The views, from both above, and at eye-level as you walk through the structures, are awesome. It is easy to see why the early explorers while seeking a way through the maze, called the area Badlands. It is also easy to see why the Federal Government decided that the area was worthy of protection as a National Park.
Throughout southern sections of the park, and in the visitors center, you also get a chance to see fossils from billions of small invertebrate sea creatures that inhabited the shallow sea that once covered the area, and also of prehistoric ancestors of horses, rhinos, and other types of animals that had lived in the region in the millennia after the land rose and the sea receded.
The visitor center tells the story not just of the formation of the land and the fossils, but also of the Native Americans who made their lives on and worshiped this seemingly inhospitable space for more than 10,000 years.
Badlands is beautiful, fascinating, and more than worth a day trip that is a mere one-hour drive along the I-90 expressway from Rapid City.
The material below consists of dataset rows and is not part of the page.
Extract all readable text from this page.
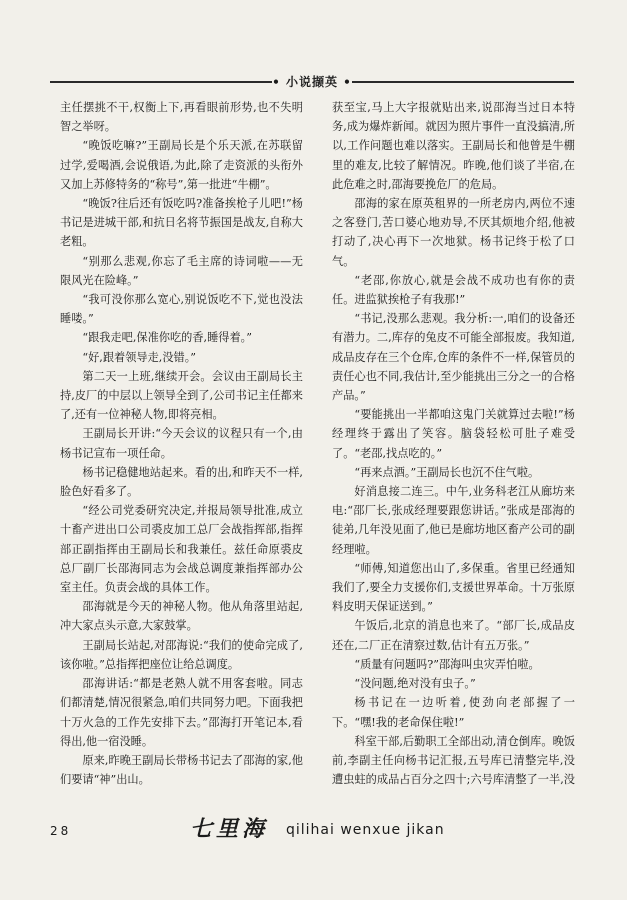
• 小说撷英 •

主任摆挑不干,权衡上下,再看眼前形势,也不失明智之举呀。

“晚饭吃嘛?”王副局长是个乐天派,在苏联留过学,爱喝酒,会说俄语,为此,除了走资派的头衔外又加上苏修特务的“称号”,第一批进“牛棚”。

“晚饭?往后还有饭吃吗?准备挨枪子儿吧!”杨书记是进城干部,和抗日名将节振国是战友,自称大老粗。

“别那么悲观,你忘了毛主席的诗词啦——无限风光在险峰。”

“我可没你那么宽心,别说饭吃不下,觉也没法睡喽。”

“跟我走吧,保准你吃的香,睡得着。”

“好,跟着领导走,没错。”

第二天一上班,继续开会。会议由王副局长主持,皮厂的中层以上领导全到了,公司书记主任都来了,还有一位神秘人物,即将亮相。

王副局长开讲:“今天会议的议程只有一个,由杨书记宣布一项任命。

杨书记稳健地站起来。看的出,和昨天不一样,脸色好看多了。

“经公司党委研究决定,并报局领导批准,成立十畜产进出口公司裘皮加工总厂会战指挥部,指挥部正副指挥由王副局长和我兼任。兹任命原裘皮总厂副厂长邵海同志为会战总调度兼指挥部办公室主任。负责会战的具体工作。

邵海就是今天的神秘人物。他从角落里站起,冲大家点头示意,大家鼓掌。

王副局长站起,对邵海说:“我们的使命完成了,该你啦。”总指挥把座位让给总调度。

邵海讲话:“都是老熟人就不用客套啦。同志们都清楚,情况很紧急,咱们共同努力吧。下面我把十万火急的工作先安排下去。”邵海打开笔记本,看得出,他一宿没睡。

原来,昨晚王副局长带杨书记去了邵海的家,他们要请“神”出山。

获至宝,马上大字报就贴出来,说邵海当过日本特务,成为爆炸新闻。就因为照片事件一直没搞清,所以,工作问题也难以落实。王副局长和他曾是牛棚里的难友,比较了解情况。昨晚,他们谈了半宿,在此危难之时,邵海要挽危厂的危局。

邵海的家在原英租界的一所老房内,两位不速之客登门,苦口婆心地劝导,不厌其烦地介绍,他被打动了,决心再下一次地狱。杨书记终于松了口气。

“老邵,你放心,就是会战不成功也有你的责任。进监狱挨枪子有我那!”

“书记,没那么悲观。我分析:一,咱们的设备还有潜力。二,库存的兔皮不可能全部报废。我知道,成品皮存在三个仓库,仓库的条件不一样,保管员的责任心也不同,我估计,至少能挑出三分之一的合格产品。”

“要能挑出一半都咱这鬼门关就算过去啦!”杨经理终于露出了笑容。脑袋轻松可肚子难受了。“老邵,找点吃的。”

“再来点酒。”王副局长也沉不住气啦。

好消息接二连三。中午,业务科老江从廊坊来电:“邵厂长,张成经理要跟您讲话。”张成是邵海的徒弟,几年没见面了,他已是廊坊地区畜产公司的副经理啦。

“师傅,知道您出山了,多保重。省里已经通知我们了,要全力支援你们,支援世界革命。十万张原料皮明天保证送到。”

午饭后,北京的消息也来了。“部厂长,成品皮还在,二厂正在清察过数,估计有五万张。”

“质量有问题吗?”邵海叫虫灾弄怕啦。

“没问题,绝对没有虫子。”

杨书记在一边听着,使劲向老部握了一下。“嘿!我的老命保住啦!”

科室干部,后勤职工全部出动,清仓倒库。晚饭前,李副主任向杨书记汇报,五号库已清整完毕,没遭虫蛀的成品占百分之四十;六号库清整了一半,没

28	七里海 qilihai wenxue jikan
Unfortunately, however, we had time constraints. (We had to stop back in Rapid City on the way back, and then drive an additional hour to the Black Hills.) And, since we decided to drive back via a somewhat slower, more scenic route (SD Rt. 44), we missed three things we would have really liked to do:
- See the incredible changes in Badland colors and tints by seeing it in the light of the early morning and at dusk, in addition to the time we had during the midday hours;
- Spend time on more trails, in addition to the two rather short—albeit very scenic—trails that we did take; and most importantly,
- Visit the Minuteman Missile National Historic Site. This site, which is several miles north of the park’s southernmost entrance, is a decommissioned missile silo and control center that used to house and control a missile with a 1.2 megaton warhead.
Although we would like to say that we will do these, plus make up for the stops we missed in the Black Hills, we cannot. Although the southwest South Dakota (especially the Badlands and the Black Hills regions) are beautiful and fun, they are also quite remote. In reality, this is likely to be our only trip to the area. So, if we had it to do over again, we would have added one more day to the trip.